Activity around building sophisticated applications on top of LLMs (Large Language Models) such as GPT-3/4/ChatGPT/etc is growing like wildfire right now .

Many of these applications are potentially vulnerable to prompt injection.

It’s not clear to me that this risk is being taken as seriously as it should.

But is it really that bad ?

Often when I raise this in conversations with people, they question how much of a problem this actually is.

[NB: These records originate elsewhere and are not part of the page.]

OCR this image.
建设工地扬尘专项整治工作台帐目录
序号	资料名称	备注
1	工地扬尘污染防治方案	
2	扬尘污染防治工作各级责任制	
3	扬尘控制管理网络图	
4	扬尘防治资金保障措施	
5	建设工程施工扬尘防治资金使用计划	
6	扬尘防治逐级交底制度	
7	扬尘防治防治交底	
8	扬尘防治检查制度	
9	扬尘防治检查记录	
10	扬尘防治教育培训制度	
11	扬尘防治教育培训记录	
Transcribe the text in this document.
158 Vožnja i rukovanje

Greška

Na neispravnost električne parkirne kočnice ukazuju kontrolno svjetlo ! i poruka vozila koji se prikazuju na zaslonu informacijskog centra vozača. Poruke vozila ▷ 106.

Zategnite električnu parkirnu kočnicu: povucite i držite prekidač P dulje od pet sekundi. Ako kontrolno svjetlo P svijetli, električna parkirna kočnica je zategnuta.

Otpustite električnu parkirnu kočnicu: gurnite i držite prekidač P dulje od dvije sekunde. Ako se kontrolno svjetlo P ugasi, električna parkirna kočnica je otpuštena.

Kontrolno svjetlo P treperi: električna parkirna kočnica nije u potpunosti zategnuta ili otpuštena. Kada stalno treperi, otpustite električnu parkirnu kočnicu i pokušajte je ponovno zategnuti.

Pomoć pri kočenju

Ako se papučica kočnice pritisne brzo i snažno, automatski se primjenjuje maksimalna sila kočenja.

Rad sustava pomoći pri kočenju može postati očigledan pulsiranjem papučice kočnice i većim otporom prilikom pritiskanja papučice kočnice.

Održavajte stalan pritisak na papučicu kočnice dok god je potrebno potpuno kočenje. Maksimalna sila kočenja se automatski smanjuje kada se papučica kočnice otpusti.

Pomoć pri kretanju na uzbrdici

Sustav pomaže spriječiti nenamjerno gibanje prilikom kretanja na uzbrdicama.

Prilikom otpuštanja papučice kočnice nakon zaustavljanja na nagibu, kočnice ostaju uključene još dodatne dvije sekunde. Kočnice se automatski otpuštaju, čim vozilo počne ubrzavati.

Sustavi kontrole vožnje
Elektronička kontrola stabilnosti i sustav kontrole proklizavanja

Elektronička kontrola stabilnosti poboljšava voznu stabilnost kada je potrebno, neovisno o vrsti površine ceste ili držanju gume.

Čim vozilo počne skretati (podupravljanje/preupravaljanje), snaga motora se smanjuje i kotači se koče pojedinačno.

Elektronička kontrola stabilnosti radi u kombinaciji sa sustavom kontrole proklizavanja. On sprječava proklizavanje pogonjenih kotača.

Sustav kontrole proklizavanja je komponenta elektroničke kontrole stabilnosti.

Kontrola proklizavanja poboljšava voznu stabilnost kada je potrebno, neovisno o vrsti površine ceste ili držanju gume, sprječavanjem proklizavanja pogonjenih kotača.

For some applications, it doesn’t really matter. My translation app above? Not a lot of harm was done by getting it to talk like a pirate.

If your LLM application only shows its output to the person sending it text, it’s not a crisis if they deliberately trick it into doing something weird. They might be able to extract your original prompt (a prompt leak attack) but that’s not enough to cancel your entire product.

(Aside: prompt leak attacks are something you should accept as inevitable: treat your own internal prompts as effectively public data, don’t waste additional time trying to hide them.)

Increasingly though, people are granting LLM applications additional capabilities.

The ReAct pattern, Auto-GPT, ChatGPT Plugins—all of these are examples of systems that take an LLM and give it the ability to trigger additional tools—make API requests, run searches, even execute generated code in an interpreter or a shell.

This is where prompt injection turns from a curiosity to a genuinely dangerous vulnerability.

A partial solution: show us the prompts!

I’m currently still of the opinion that there is no 100% reliable protection against these attacks.

It’s really frustrating: I want to build cool things on top of LLMs, but a lot of the more ambitious things I want to build—the things that other people are enthusiastically exploring already—become a lot less interesting to me if I can’t protect them against being exploited.

There are plenty of 95% effective solutions, usually based around filtering the input and output from the models.

That 5% is the problem though: in security terms, if you only have a tiny window for attacks that work an adversarial attacker will find them. And probably share them on Reddit.

Here’s one thing that might help a bit though: make the generated prompts visible to us.

As an advanced user of LLMs this is something that frustrates me already.

When Bing or Bard answer a question based on a search, they don’t actually show me the source text that they concatenated into their prompts in order to answer my question. As such, it’s hard to evaluate which parts of their answer are based on the search results, which parts come from their own internal knowledge (or are hallucinated/confabulated/made-up).

GPT-4 is better, but it’s still not a solved problem

If you have GPT-4 API access you can use the OpenAI Playground tool to try out prompt injections yourself.

GPT-4 includes the concept of a “system prompt”, which lets you provide your instructions in a way that is separate from your user input.